Virtuelle Supermacht in Afrika

Samuel Ramani: Russia in AfricaResurgent Great Power or Bellicose Pretender? Hurst & Co, London 2023, 445 Seiten, ca. 53 Euro

Samuel Ramani legt mit seinem Buch erstmals eine umfassende Analyse russischer Afrikapolitik vor, die ihr Augenmerk auf grundsätzliche Strategien des Putin-Regimes richtet. Der Politikwissenschaftler aus Oxford thematisiert auch die globale Dimension des Angriffskriegs auf die Ukraine.

Der als Frage formulierte Untertitel „Resurgent Great Power or Bellicose Pretender?“ dient dem Autor als Leitfaden, um die Janusköpfigkeit russischer Afrikapolitik zu analysieren und in der Informationsflut nicht die Orientierung zu verlieren. Die vielen Zwischenüberschriften im Fließtext sind für das Leseverständnis sehr hilfreich. Denn die Vielzahl der Beteiligten, ihre Interaktionen und die Orte des Geschehens erinnern an ein Schachspiel, das mit jedem Zug komplizierter wird. Der Text liest sich in weiten Teilen wie ein Erlebnisprotokoll, das die unterschiedlichen Phasen der Afrikapolitik seit dem Zusammenbruch der Sowjetunion 1991 dokumentiert. Der vorgeschaltete historische Abriss sowjetischer Afrikapolitik trägt dabei zum besseren Verständnis bei. 

Die wichtigsten Wegmarken sieht Ramani in der marginalen Rolle des Kontinents unter Präsident Michail Gorbatschow, der Neuausrichtung unter Jew­geni Primakow – er war ab 1991 erst Direktor des Auslandsnachrichtendienstes, dann Außenminister, dann 1998–1999 Ministerpräsident und ist als Orientalist der Architekt der heutigen Afrikapolitik – sowie der Politik im ersten Russland-Afrika-Gipfel 2017 in Sotschi. Wladimir Putin übernahm nahtlos das bestellte Feld und verstärkte sukzessive das russische Engagement in Afrika als Teil des globalen Südens, um mit dessen Hilfe sein Projekt einer multipolaren Welt in Angriff zu nehmen. Das stieß in zahlreichen Staaten, angeführt von Südafrika, auf ein gewisses Maß an Wohlwollen.

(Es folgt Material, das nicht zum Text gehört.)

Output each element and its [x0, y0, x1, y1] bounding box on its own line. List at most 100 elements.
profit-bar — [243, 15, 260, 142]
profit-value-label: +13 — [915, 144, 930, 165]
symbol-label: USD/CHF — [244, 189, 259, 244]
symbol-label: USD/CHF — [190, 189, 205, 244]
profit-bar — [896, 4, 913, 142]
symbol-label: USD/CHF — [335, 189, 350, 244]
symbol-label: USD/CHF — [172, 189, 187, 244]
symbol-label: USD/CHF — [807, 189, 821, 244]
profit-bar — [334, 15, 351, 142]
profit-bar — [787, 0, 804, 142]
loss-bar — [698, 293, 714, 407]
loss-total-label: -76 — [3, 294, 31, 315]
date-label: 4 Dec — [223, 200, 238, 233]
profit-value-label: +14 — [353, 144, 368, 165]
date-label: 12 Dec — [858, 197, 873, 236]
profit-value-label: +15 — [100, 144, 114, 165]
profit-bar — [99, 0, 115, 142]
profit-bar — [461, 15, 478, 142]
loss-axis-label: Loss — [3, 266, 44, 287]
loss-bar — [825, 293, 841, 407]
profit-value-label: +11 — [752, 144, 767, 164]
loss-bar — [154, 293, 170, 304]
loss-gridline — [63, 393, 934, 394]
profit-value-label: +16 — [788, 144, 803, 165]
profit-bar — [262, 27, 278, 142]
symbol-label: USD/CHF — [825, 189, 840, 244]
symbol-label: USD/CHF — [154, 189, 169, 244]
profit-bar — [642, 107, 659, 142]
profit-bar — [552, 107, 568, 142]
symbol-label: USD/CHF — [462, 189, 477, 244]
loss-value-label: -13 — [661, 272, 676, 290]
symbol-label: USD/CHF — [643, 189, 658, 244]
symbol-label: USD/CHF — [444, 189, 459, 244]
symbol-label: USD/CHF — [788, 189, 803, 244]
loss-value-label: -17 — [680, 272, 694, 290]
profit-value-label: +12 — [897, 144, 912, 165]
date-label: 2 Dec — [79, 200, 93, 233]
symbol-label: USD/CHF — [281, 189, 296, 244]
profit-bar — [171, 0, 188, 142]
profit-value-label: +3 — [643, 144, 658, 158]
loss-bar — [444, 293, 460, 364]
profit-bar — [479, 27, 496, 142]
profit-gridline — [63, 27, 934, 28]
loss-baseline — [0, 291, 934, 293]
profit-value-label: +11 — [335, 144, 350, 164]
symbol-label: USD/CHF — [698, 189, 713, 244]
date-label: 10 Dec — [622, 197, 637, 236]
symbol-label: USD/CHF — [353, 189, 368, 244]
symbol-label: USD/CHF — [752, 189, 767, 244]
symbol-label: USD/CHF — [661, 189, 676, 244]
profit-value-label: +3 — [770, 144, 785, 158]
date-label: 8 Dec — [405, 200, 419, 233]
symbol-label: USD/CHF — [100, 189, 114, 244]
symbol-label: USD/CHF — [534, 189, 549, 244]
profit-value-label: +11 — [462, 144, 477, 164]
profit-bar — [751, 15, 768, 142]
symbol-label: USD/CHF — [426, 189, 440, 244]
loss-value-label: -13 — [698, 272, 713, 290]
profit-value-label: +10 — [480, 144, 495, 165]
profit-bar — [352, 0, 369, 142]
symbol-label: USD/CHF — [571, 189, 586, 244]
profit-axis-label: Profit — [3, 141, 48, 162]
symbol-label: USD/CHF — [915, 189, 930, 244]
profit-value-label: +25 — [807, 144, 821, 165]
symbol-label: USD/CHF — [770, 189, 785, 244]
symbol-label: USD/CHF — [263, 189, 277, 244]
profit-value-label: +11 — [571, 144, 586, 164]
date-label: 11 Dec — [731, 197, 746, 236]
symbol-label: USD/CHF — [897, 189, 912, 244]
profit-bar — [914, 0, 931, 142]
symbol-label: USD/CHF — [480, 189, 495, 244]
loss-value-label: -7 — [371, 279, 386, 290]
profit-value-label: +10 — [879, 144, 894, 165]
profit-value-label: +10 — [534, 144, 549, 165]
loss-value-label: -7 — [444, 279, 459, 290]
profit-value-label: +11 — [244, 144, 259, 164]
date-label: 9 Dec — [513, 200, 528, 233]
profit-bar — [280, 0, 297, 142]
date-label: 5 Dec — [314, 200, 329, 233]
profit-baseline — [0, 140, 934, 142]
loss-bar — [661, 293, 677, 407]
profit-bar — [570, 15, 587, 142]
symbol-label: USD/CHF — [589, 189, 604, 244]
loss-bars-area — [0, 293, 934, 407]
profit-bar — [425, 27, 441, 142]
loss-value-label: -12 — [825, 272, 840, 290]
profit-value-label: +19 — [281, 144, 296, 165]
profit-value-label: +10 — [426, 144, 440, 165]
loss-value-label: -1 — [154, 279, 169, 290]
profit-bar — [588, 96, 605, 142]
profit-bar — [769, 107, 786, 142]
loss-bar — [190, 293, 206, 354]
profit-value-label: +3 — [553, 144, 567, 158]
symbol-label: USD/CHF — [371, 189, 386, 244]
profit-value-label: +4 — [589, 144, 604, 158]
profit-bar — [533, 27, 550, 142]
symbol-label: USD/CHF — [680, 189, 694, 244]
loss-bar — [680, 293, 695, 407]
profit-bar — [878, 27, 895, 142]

Rastlose Reisediplomatie statt Soft Power

Allerdings, so der Autor, übersieht der Kreml, dass der globale Süden keine Einheit darstellt und Russland mangels weicher Macht (soft power) nur partiell Einfluss auf wichtige Akteure ausübt. Dies kann auch die rastlose Reisediplomatie des russischen Außenministers Lawrow nur notdürftig kaschieren. Selbst militärische Engagements in etlichen afrikanischen Staaten mit Söldnern der Wagnertruppe, zum Beispiel in Libyen, im Sudan, in Mali, in der 
Zentralafrikanischen Republik und in Mosambik, waren allenfalls in Ansätzen erfolgreich. Die meisten scheiterten, beispielsweise in Nordmosambik und im Sudan. 

Das Fazit des Autors fällt für Putin und sein Regime wenig schmeichelhaft aus: Russland handle in Afrika allenfalls als „virtuelle Supermacht“, deren politischer Einfluss letztlich überschaubar sei. Darüber hinaus legt die Invasion in der Ukraine große strukturelle Mängel der russischen Afrikapolitik offen,  ausgelöst durch die beträchtliche Anzahl an Einsätzen, ohne über die dafür notwendigen Ressourcen zu verfügen. So stand Russland der Internationalisierung der Akteure im Libyen-Konflikt recht ratlos gegenüber, was viel über die mangelnde strategische Kompetenz gegenüber komplexen Clan- und Machtstrukturen sagt. Des Weiteren traf in Nordmosambik das große Gasförderprojekt auf eine wenig beachtete,  gewaltbereite islamistische Bewegung, die die Investoren mit den vorhandenen militärischen Mitteln nicht in Schach halten konnten. Beide Beispiele zeichnen demnach das Bild einer in sich inkonsistenten Afrikapolitik, die angesichts der vielfältigen ethnisch-kulturellen, politischen und sozioökonomischen Widersprüche afrikanischer Gesellschaften schnell an Grenzen gerät. Dadurch vergrößere sich die Kluft zwischen politischem Anspruch und praktischer Umsetzungsfähigkeit.